(Jim Clark) – At the last GOP presidential candidate debate, Newt Gingrich dealt with the subject of immigration thusly: “I don’t see how a party that says it’s the party of the family is going to adopt an immigration policy which destroys families which have been here a quarter century. I’m prepared to take the heat for saying let’s be humane in enforcing the law.”
Politically speaking, that was quite a bombshell considering that Mitt Romney and Rick Perry were maneuvering to see who could sound the more hostile towards illegal immigrants and Michelle Bachman and Herman Cain were out-promising each other about the size and security of the Mexican border fence they would build.
Reactions to Gingrich’s remark were swift and unsurprising. Among many pundits’ responses, the Wall Street Journal’s op-ed screamed: “Gingrich stance a tough sell in Iowa;” the Washington Post editorialized about “Gingrich’s immigration crucible” and the Washington Examiner’s banner read: “Front-runner Gingrich gets immigration grief.” Was this a gaffe or a shrewd political move?
The statement should have come as no surprise. It’s consistent with Gingrich’s long established position on immigration and apparently only recently became newsworthy as he began polling as a frontrunner. Almost everyone recognizes that Gingrich is the smartest and most experienced of the GOP presidential candidates, so one might have guessed that his concern for the future of the Republican Party took in demographics and the fact that Hispanics are the fastest growing US population cohort.

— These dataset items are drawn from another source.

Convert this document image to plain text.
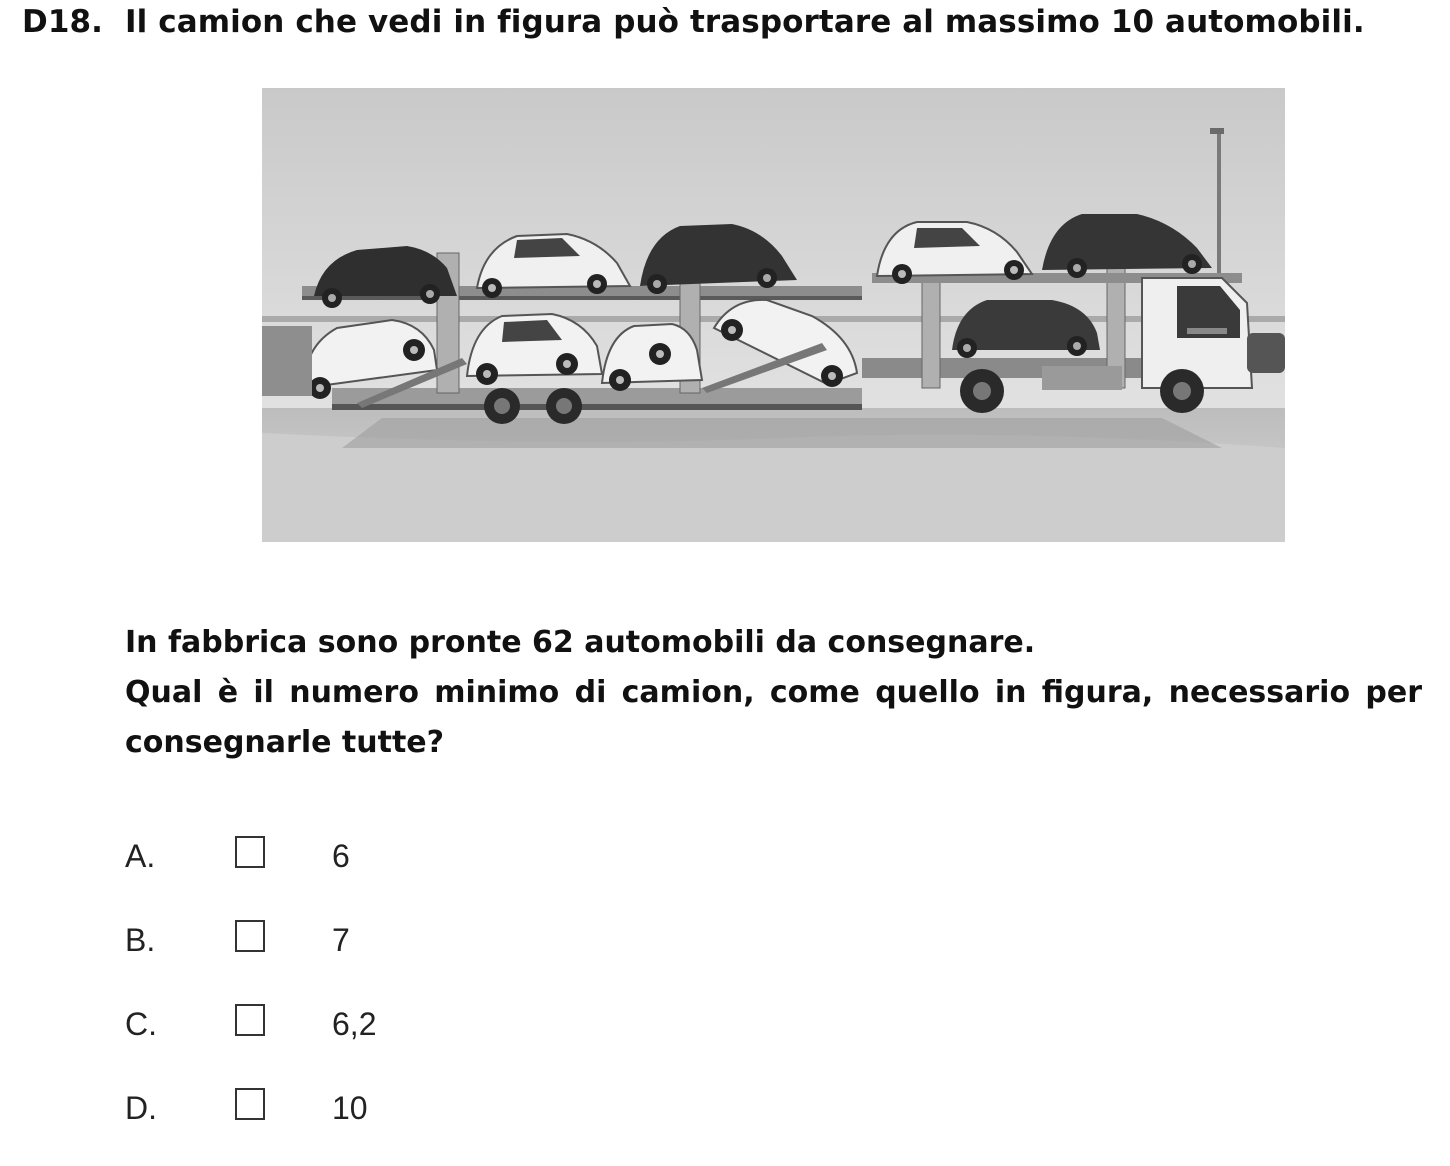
D18. Il camion che vedi in figura può trasportare al massimo 10 automobili.

In fabbrica sono pronte 62 automobili da consegnare.

Qual è il numero minimo di camion, come quello in figura, necessario per

consegnarle tutte?

A.	6
B.	7
C.	6,2
D.	10
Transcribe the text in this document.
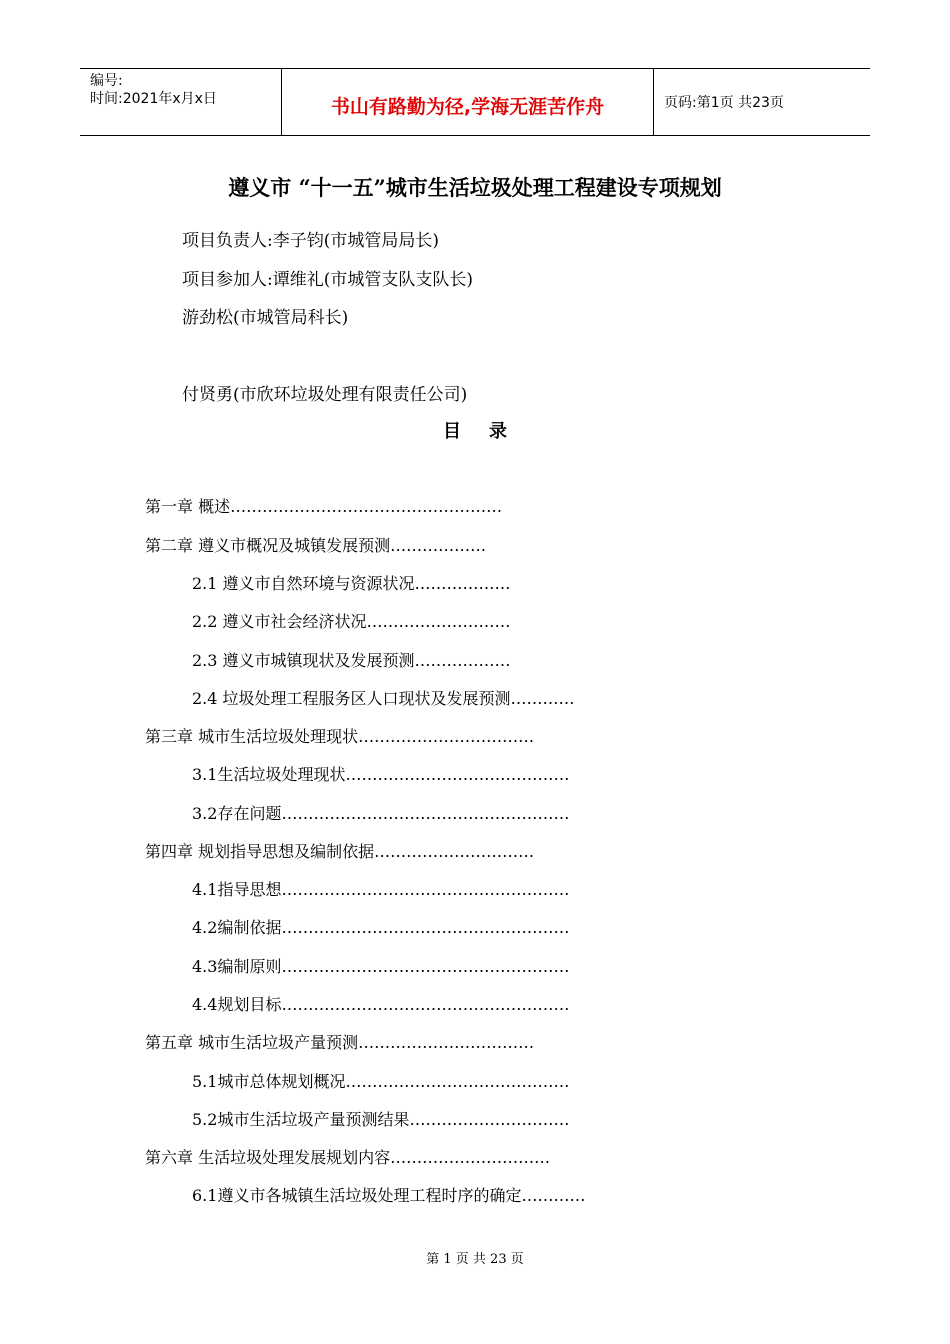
编号:
时间:2021年x月x日	书山有路勤为径,学海无涯苦作舟	页码:第1页 共23页
遵义市 “十一五”城市生活垃圾处理工程建设专项规划
项目负责人:李子钧(市城管局局长)
项目参加人:谭维礼(市城管支队支队长)
游劲松(市城管局科长)
付贤勇(市欣环垃圾处理有限责任公司)
目录
第一章 概述……………………………………………
第二章 遵义市概况及城镇发展预测………………
2.1 遵义市自然环境与资源状况………………
2.2 遵义市社会经济状况………………………
2.3 遵义市城镇现状及发展预测………………
2.4 垃圾处理工程服务区人口现状及发展预测…………
第三章 城市生活垃圾处理现状……………………………
3.1生活垃圾处理现状……………………………………
3.2存在问题………………………………………………
第四章 规划指导思想及编制依据…………………………
4.1指导思想………………………………………………
4.2编制依据………………………………………………
4.3编制原则………………………………………………
4.4规划目标………………………………………………
第五章 城市生活垃圾产量预测……………………………
5.1城市总体规划概况……………………………………
5.2城市生活垃圾产量预测结果…………………………
第六章 生活垃圾处理发展规划内容…………………………
6.1遵义市各城镇生活垃圾处理工程时序的确定…………
第 1 页 共 23 页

Stephen Nuño, Ph.D., a political scientist at University of Northern Arizona and long-time registered Republican, has just published an article based on his scholarly work for Latino Decisions, a non-profit polling and analysis think tank. I see it is a stern warning to Republicans.
Titled: “Let’s be humane: Republican rhetoric on immigration reform and voter opinion,” Dr. Nuño writes that both Democratic and Republican rhetoric reflects an “assumption” that voters favor a “criminal model” of immigration rather than an “assimilation model.” Dr. Nuño points out that a recent Univision News/Latino Decisions poll casts serious doubt on that proposition. Poll results make it clear that a majority of Democrats and Independents are more likely to support candidates who espouse an assimilation (humane) approach to immigration while Republican respondents were about evenly divided. On the flip side, poll respondents, even Republicans, were less likely to support candidates who promoted the criminal model of immigration.
Not surprisingly, when the same polling questions were asked of Latino voters, the support for candidates who espouse the assimilation model was overwhelming regardless of party registration. Dr. Nuño cites Nevada as proof of the hypothesis.
He notes, concerning the rhetorical differences between the campaigns of Brian Sandoval and Sharron Angle, even though Sandoval was not entirely assimilationist, his rhetoric was not criminal whereas Angle ran television ads portraying Latinos as thugs. “Look who won,” he adds.
Dr. Nuño concludes: “The current Republican position on immigration coming from the primary (election) candidates will not only garner almost no advantage among whites . . . but risks further isolating the Party from (the Latino) demographic; it cannot afford to maintain its current trajectory (if) it is to remain a competitive national Party into the future.”
Gingrich’s concern about the future of conservatism is well known. He has for some time produced “the Americano,” an online newspaper in both English and Spanish aimed at Latino voters. This shrewd politician realizes that once the primaries and caucuses are over, the GOP winner must go head-to-head with Obama where independents and disaffected Democrats will decide the election.
It should come as no surprise that Gingrich is nudging the GOP towards an “assimilation model.”
(Jim Clark is President of Republican Advocates and a member of the Washoe County & Nevada State GOP Central Committees.)